While this may initially seem like an unlikely proposition - because surely the point of store credit is to get the customer to spend money in that particular store - in actual fact, there is usually a division between the financial services arm and the retail arm of most businesses. The financial services arm wants to be profitable, which it achieves by earning interest on loans. What better way to expand its loans business than by offering universal credit?

Two ways to interoperate

Of course, businesses can't just decide to do this and make it so. A lot of stuff has to happen at the back-end. Interoperability can come into being in one of two ways.

The first is much simpler, but also rather limited. Two non-competing retailers - for instance a clothing chain and a food chain - could enter into an agreement to allow their credit systems to talk to each other. The payment infrastructure exists in both cases; it simply needs to be connected via an application programming interface (API). Once the system is in place, customers will then be able to use their store credit card in either chain.

The second approach requires a far broader agreement that interoperability is a desirable outcome, and necessitates the involvement of a number of regulatory authorities. In SA, this would require the collaboration of the Payment Association of South Africa, the South African Reserve Bank, the banks and the various retailers.

The banks and retailers are already registered credit providers, but there are different rankings of licence, so part of the conversation around interoperability would be the upgrading of these licences.

They would have to consider various regulatory issues like know your customer (KYC), which are a lot less stringent for store credit than they are for a true banking credit card. For instance, banks are required to track all their customers' transactions to prevent fraud and money laundering, and those requirements don't apply to store cards.

The involved parties would also have to agree on common standards, so all the systems could talk to each other, and then the payment infrastructure would have to be brought in line with these standards.

Simply put, they can provide the credit and their customers can spend it elsewhere.

But if this could be universally achieved, the financial inclusion opportunity this would provide to those at the bottom of the financial pyramid is immense. With the common standards and the infrastructure in place, a worker with an M-Pesa account could send money to someone with an eWallet (currently, the money has to be withdrawn and re-deposited), a salary received into an eWallet could be paid into a Jet store card, and a Jet store card could be used to buy food at Woolworths.

Long-term gains

While this may seem like an elaborate set-up for minimal gains, remember the goal of financial inclusion is a long-term strategy. The ability to engage with financial services gives low-income customers freedom and agency, and grows their capabilities at the same time as it delivers new customers to the banks.

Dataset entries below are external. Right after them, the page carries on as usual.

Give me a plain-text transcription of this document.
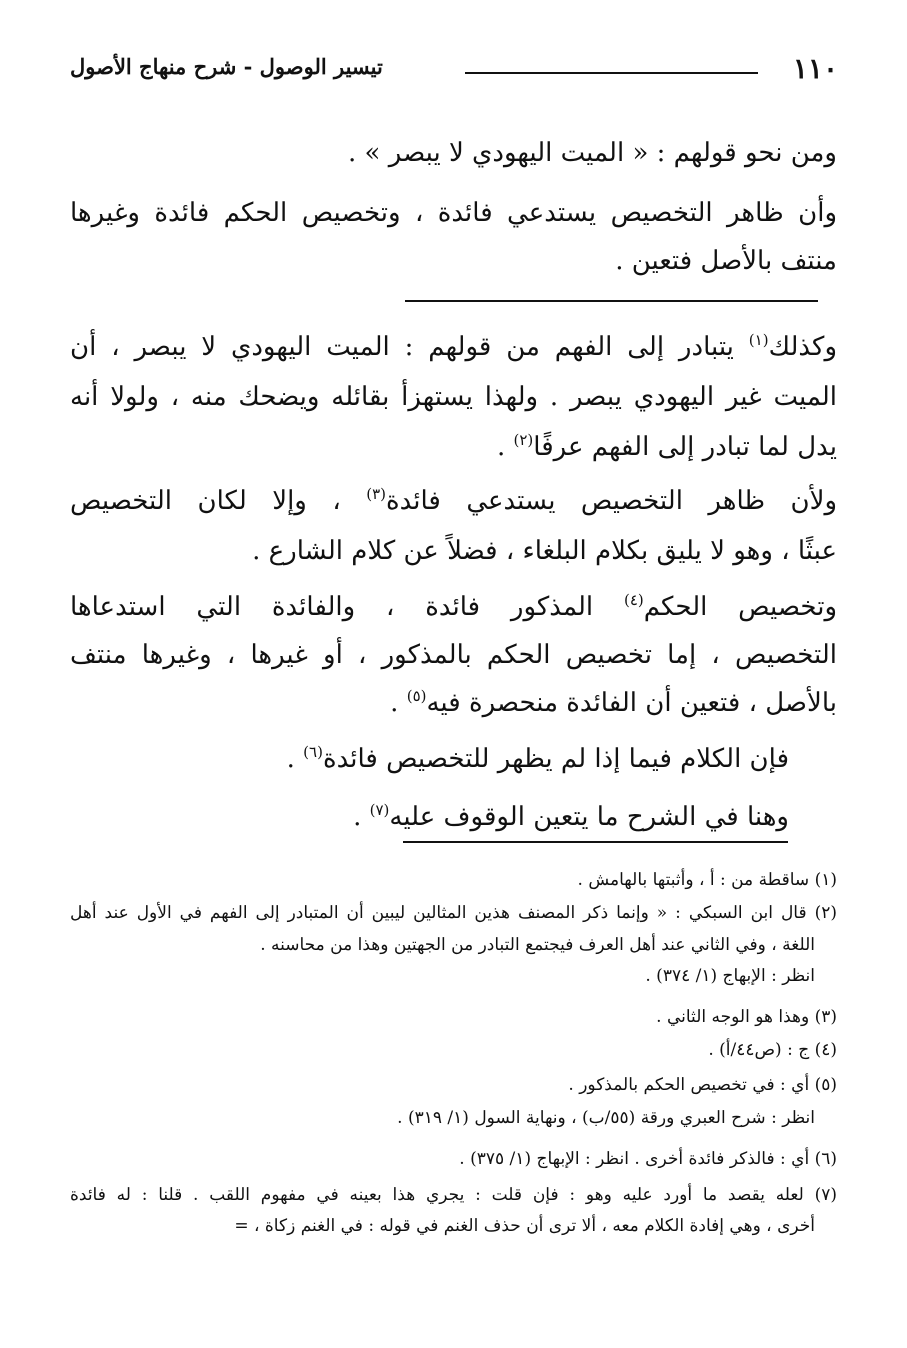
١١٠
تيسير الوصول - شرح منهاج الأصول
ومن نحو قولهم : « الميت اليهودي لا يبصر » .
وأن ظاهر التخصيص يستدعي فائدة ، وتخصيص الحكم فائدة وغيرها
منتف بالأصل فتعين .
وكذلك$^{(١)}$ يتبادر إلى الفهم من قولهم : الميت اليهودي لا يبصر ، أن
الميت غير اليهودي يبصر . ولهذا يستهزأ بقائله ويضحك منه ، ولولا أنه
يدل لما تبادر إلى الفهم عرفًا$^{(٢)}$ .
ولأن ظاهر التخصيص يستدعي فائدة$^{(٣)}$ ، وإلا لكان التخصيص
عبثًا ، وهو لا يليق بكلام البلغاء ، فضلاً عن كلام الشارع .
وتخصيص الحكم$^{(٤)}$ المذكور فائدة ، والفائدة التي استدعاها
التخصيص ، إما تخصيص الحكم بالمذكور ، أو غيرها ، وغيرها منتف
بالأصل ، فتعين أن الفائدة منحصرة فيه$^{(٥)}$ .
فإن الكلام فيما إذا لم يظهر للتخصيص فائدة$^{(٦)}$ .
وهنا في الشرح ما يتعين الوقوف عليه$^{(٧)}$ .
(١) ساقطة من : أ ، وأثبتها بالهامش .
(٢) قال ابن السبكي : « وإنما ذكر المصنف هذين المثالين ليبين أن المتبادر إلى الفهم في الأول عند أهل
اللغة ، وفي الثاني عند أهل العرف فيجتمع التبادر من الجهتين وهذا من محاسنه .
انظر : الإبهاج (١/ ٣٧٤) .
(٣) وهذا هو الوجه الثاني .
(٤) ج : (ص٤٤/أ) .
(٥) أي : في تخصيص الحكم بالمذكور .
انظر : شرح العبري ورقة (٥٥/ب) ، ونهاية السول (١/ ٣١٩) .
(٦) أي : فالذكر فائدة أخرى . انظر : الإبهاج (١/ ٣٧٥) .
(٧) لعله يقصد ما أورد عليه وهو : فإن قلت : يجري هذا بعينه في مفهوم اللقب . قلنا : له فائدة
أخرى ، وهي إفادة الكلام معه ، ألا ترى أن حذف الغنم في قوله : في الغنم زكاة ، =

This approach has already been successful in Tanzania, where Airtel, Tigo and Zantel have entered into an interoperability agreement, and the arrangement is already live between Airtel and Tigo. This allows customers to send and receive money between their respective mobile wallets. This agreement is a world first, but it will show the way forward for future partnerships of this nature.

Ultimately, this kind of unification of standards and interoperability will have benefits for all financial services users, whether they earn R100 or R10 000 a month.